La littérature israélienne est l’une des plus vivaces, obligée de s’interroger sur le drame palestinien, sorte de synthèse de tous les autres. Comment vivre les conflits divers qui agitent cette société éclatée qui dérivent vers la haute mer et un possible naufrage ? Eshkol Nevo, roman après roman, dessine les contours de cette société. « Trois étages » décrit des habitant-e-s de cet espace clos. Georges Pérec est passé par là, entre sociologie et fiction. Plus encore que chez Pérec, les personnages se débattent dans des contradictions insolubles qui sapent leur identité.
Zadie Smith, britannique, dresse le portrait d’une mère, femme forte qui a décidé de faire sa place dans cette société blanche, via sa fille – la narratrice – et l’une de ses amies, Tracey faite pour la danse. Métisses toutes les deux, vivants dans un quartier indo-pakistanais – pour ne pas dire « Noir » – de Londres, elles s’acharnent à résister et à exister. L’une en acceptant les conditions qui lui sont faites, l’autre en se révoltant violemment. Elles se retrouvent dans l’amour des comédies musicales, des danseurs de claquettes, Bill « Bojangles »Robinson et Fred Astaire ainsi que Jeni LeGon moins connue mais qui a inspiré Michael Jackson. « Swing Time », titre aussi d’un « musical » avec Fred Astaire, devient une sorte d’histoire de la danse, de la mémoire des opprimés, des oubliées.
« Rivière tremblante » est un roman sensible sur le sentiment de culpabilité comme sur la place des morts grignotant peu à peu les vivants. Andrée Michaud, canadienne, décrit des paysages sauvages qui savent parler du passé et arrivent à surmonter toutes les tentations de l’enfermement. Une ode à la liberté même si le prix à payer est très élevé.
« Helena » dresse deux portrait de mère. L’une castratrice, l’autre amoureuse sans se préoccuper de sa fille. La rencontre de ces deux mondes – un huis-clos étrange dans un coin reculé des Etats-Unis – sera un drame supplémentaire dans le contexte de violences sexuelles d’un père sur son fils. Jérémy Fel sait décrire les comportements expliqués par la petite enfance. Comme un écho des thèses de Freud pour un Thriller psychologique.
Nicolas Béniès
Cécile Exbrayat
« Le revenant », Eric Chauvier, Allia ; « ça raconte Sarah », Pauline Delabroy-Allard, Editions de Minuit ; « Trois étages », Eshkol Nevo traduit par Jean-Luc Allouche, Gallimard : « Swing Time », Zadie Smith, traduit par Emmanuelle et Philippe Aronson, Gallimard ; « Rivière Tremblante », Andrée Michaud, Rivages/Noir ; « Helena », Jérémy Fel, Rivages.

Du côté Des polars.
« L’homme plongeon » est une quasi enquête sociologique sur la difficulté de se réinsérer et de laisser le passé de côté.
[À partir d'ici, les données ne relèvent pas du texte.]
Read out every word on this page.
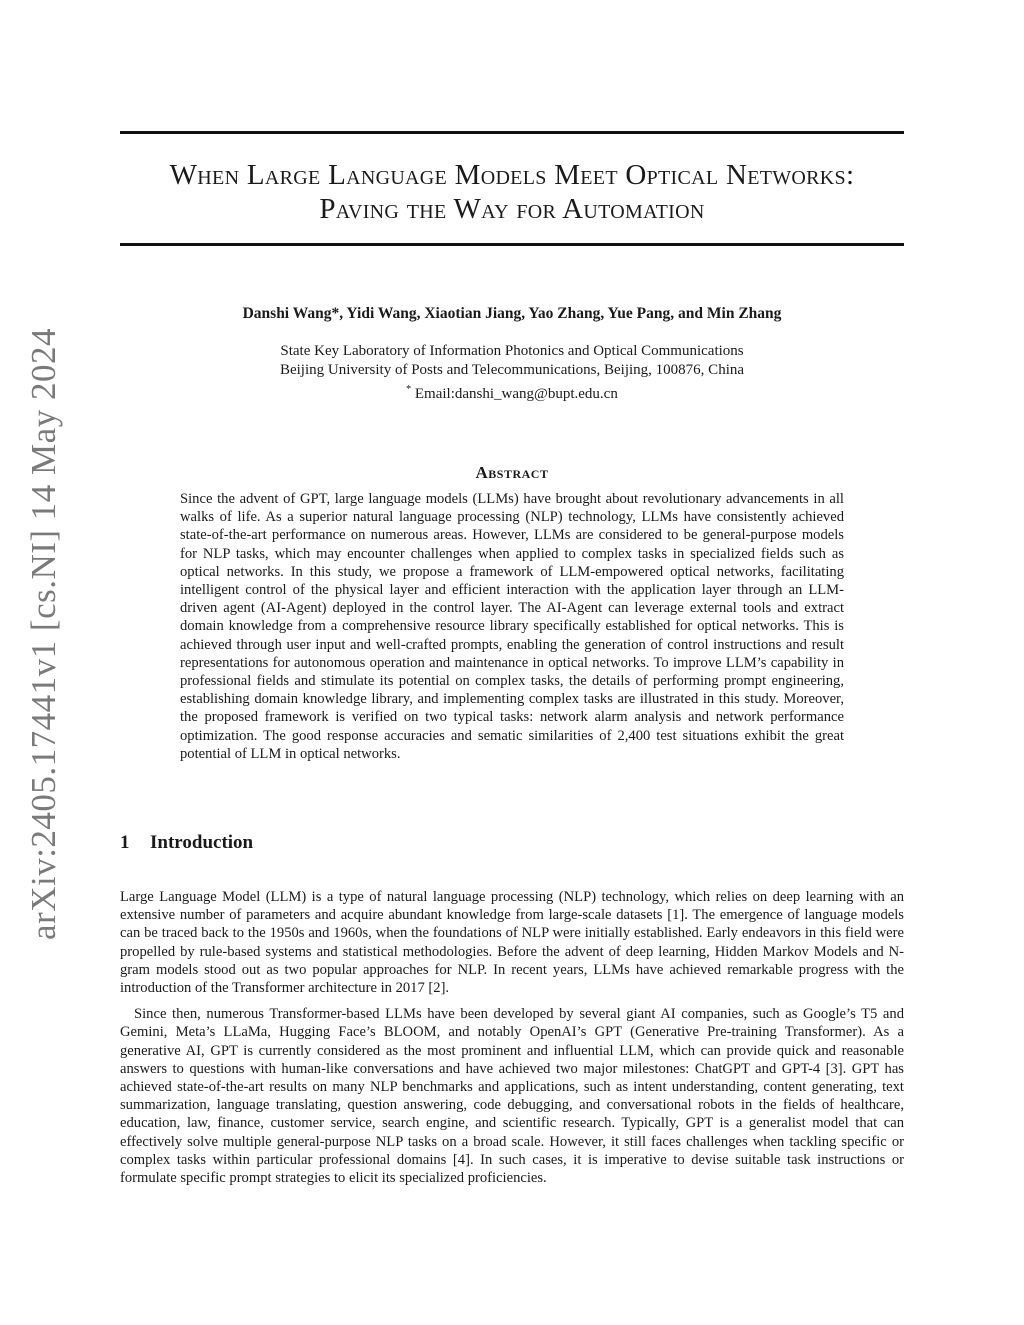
arXiv:2405.17441v1 [cs.NI] 14 May 2024
When Large Language Models Meet Optical Networks:
Paving the Way for Automation
Danshi Wang*, Yidi Wang, Xiaotian Jiang, Yao Zhang, Yue Pang, and Min Zhang
State Key Laboratory of Information Photonics and Optical Communications
Beijing University of Posts and Telecommunications, Beijing, 100876, China
* Email:danshi_wang@bupt.edu.cn
Abstract
Since the advent of GPT, large language models (LLMs) have brought about revolutionary advancements in all walks of life. As a superior natural language processing (NLP) technology, LLMs have consistently achieved state-of-the-art performance on numerous areas. However, LLMs are considered to be general-purpose models for NLP tasks, which may encounter challenges when applied to complex tasks in specialized fields such as optical networks. In this study, we propose a framework of LLM-empowered optical networks, facilitating intelligent control of the physical layer and efficient interaction with the application layer through an LLM-driven agent (AI-Agent) deployed in the control layer. The AI-Agent can leverage external tools and extract domain knowledge from a comprehensive resource library specifically established for optical networks. This is achieved through user input and well-crafted prompts, enabling the generation of control instructions and result representations for autonomous operation and maintenance in optical networks. To improve LLM’s capability in professional fields and stimulate its potential on complex tasks, the details of performing prompt engineering, establishing domain knowledge library, and implementing complex tasks are illustrated in this study. Moreover, the proposed framework is verified on two typical tasks: network alarm analysis and network performance optimization. The good response accuracies and sematic similarities of 2,400 test situations exhibit the great potential of LLM in optical networks.
1 Introduction

Large Language Model (LLM) is a type of natural language processing (NLP) technology, which relies on deep learning with an extensive number of parameters and acquire abundant knowledge from large-scale datasets [1]. The emergence of language models can be traced back to the 1950s and 1960s, when the foundations of NLP were initially established. Early endeavors in this field were propelled by rule-based systems and statistical methodologies. Before the advent of deep learning, Hidden Markov Models and N-gram models stood out as two popular approaches for NLP. In recent years, LLMs have achieved remarkable progress with the introduction of the Transformer architecture in 2017 [2].

Since then, numerous Transformer-based LLMs have been developed by several giant AI companies, such as Google’s T5 and Gemini, Meta’s LLaMa, Hugging Face’s BLOOM, and notably OpenAI’s GPT (Generative Pre-training Transformer). As a generative AI, GPT is currently considered as the most prominent and influential LLM, which can provide quick and reasonable answers to questions with human-like conversations and have achieved two major milestones: ChatGPT and GPT-4 [3]. GPT has achieved state-of-the-art results on many NLP benchmarks and applications, such as intent understanding, content generating, text summarization, language translating, question answering, code debugging, and conversational robots in the fields of healthcare, education, law, finance, customer service, search engine, and scientific research. Typically, GPT is a generalist model that can effectively solve multiple general-purpose NLP tasks on a broad scale. However, it still faces challenges when tackling specific or complex tasks within particular professional domains [4]. In such cases, it is imperative to devise suitable task instructions or formulate specific prompt strategies to elicit its specialized proficiencies.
Dannie M. Martin, l’auteur, est aussi comme son personnage Bill Malone, un ancien taulard. Comment vivre dans une société qui marque au fer rouge les anciens délinquants ? La prison ne permet pas de se trouver une place ni de pouvoir se défendre et défendre les siens. Un réquisitoire transcendé par l’amour, le sexe et l’amitié.
« Hong Kong Noir », composé de 6 nouvelles, met en scène le même personnage Kwan Chun-dok, un cadre de la police de Hong Kong. Chan Ho-kei, l’auteur, a choisi de mêler des intrigues connues de tous les mordus du polar et la description de la ville, Hong Kong, de 1967 à nos jours, mais à l’envers, comme une rétrospective pour décrire la permanence de certains quartiers et les changements. Le passage de la cité britannique à la Chine Populaire est aussi évoqué. Le procédé de flash back, de la mort à l’apprentissage, permet de faire passer les situations classiques du roman policier et transformer même l’écriture. Découverte d’un auteur, d’une Cité et de ses habitants. Ironie, humour sont au rendez-vous.
Nicolas Béniès
« L’homme plongeon », Dannie M. Martin, traduit par Jean-François Le Ruyet, 10/18 ; « Hong Kong Noir », Chan Ho-kei, traduit par Alexis Brossollet, Folio/Policier.